“The beauty of a labyrinth is that it can do so many things, like a string bass that can fit into a jazz band, a string quartet and then a symphony,” Lauren Artress
Building a labyrinth
When I first purchased the cabin, one of the things I wanted on the property was a labyrinth. I thought it would inspire me to keep up my daily practice of meditation and help ward away anxiety.
The following is a brief description of the legacy of the labyrinth taken from an article in the WashingtonPost:
“The labyrinth is an ancient idea made new. The spiral design has been around since before recorded history, though no one is sure where the pattern originated or why. In Neolithic times, labyrinths were scratched into rocks. In Cretan tradition, a labyrinth imprisoned the mythical Minotaur. For medieval Christians, walking a labyrinth at a cathedral such as the one in Chartres, France, substituted for a pilgrimage to Jerusalem. Over the past few decades, labyrinths have been repurposed to aid in meditation, healing and inspiration, and have been established at churches, schools, parks, museums and hospitals. They’ve also been making their way into private yards for homeowners seeking a spiritual retreat, a striking landscape element or both.”

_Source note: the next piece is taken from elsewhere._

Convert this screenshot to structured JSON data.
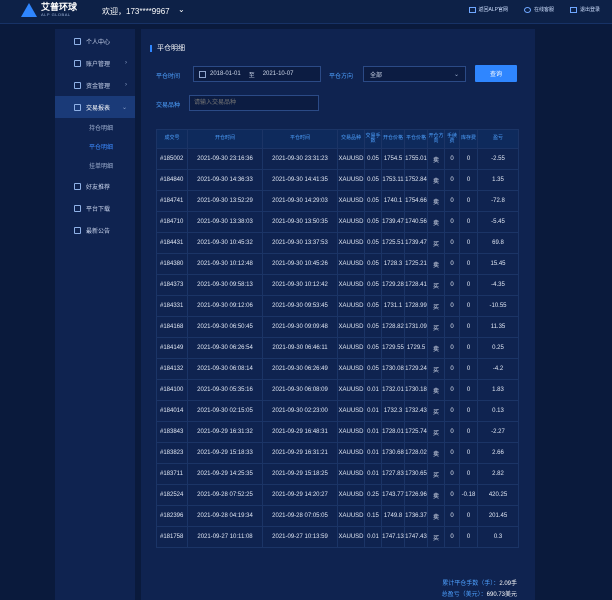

The idea I followed was to do the complete task myself and thus infuse my labyrinth with my energy – mellow – I hoped.
It was a project I enjoyed very much, in spite of having to “gear up” to keep the black flies at bay.
Not many people in this area are familiar with labyrinths and most called it a miniature maze or a Zen Garden. The spiritual aspects made some people uncomfortable.
Quote: “The philosophy of Zen Gardens is to bring health to people, to harmonize their life, and to return balance in nature.”
So I don’t dwell on any right or wrong idea about my labyrinth. As far as I am concerned it represents whatever you want it to be.
Hopefully sitting beside it will give some feeling of contemplation or simply
a peaceful place to be on a warm summer’s day.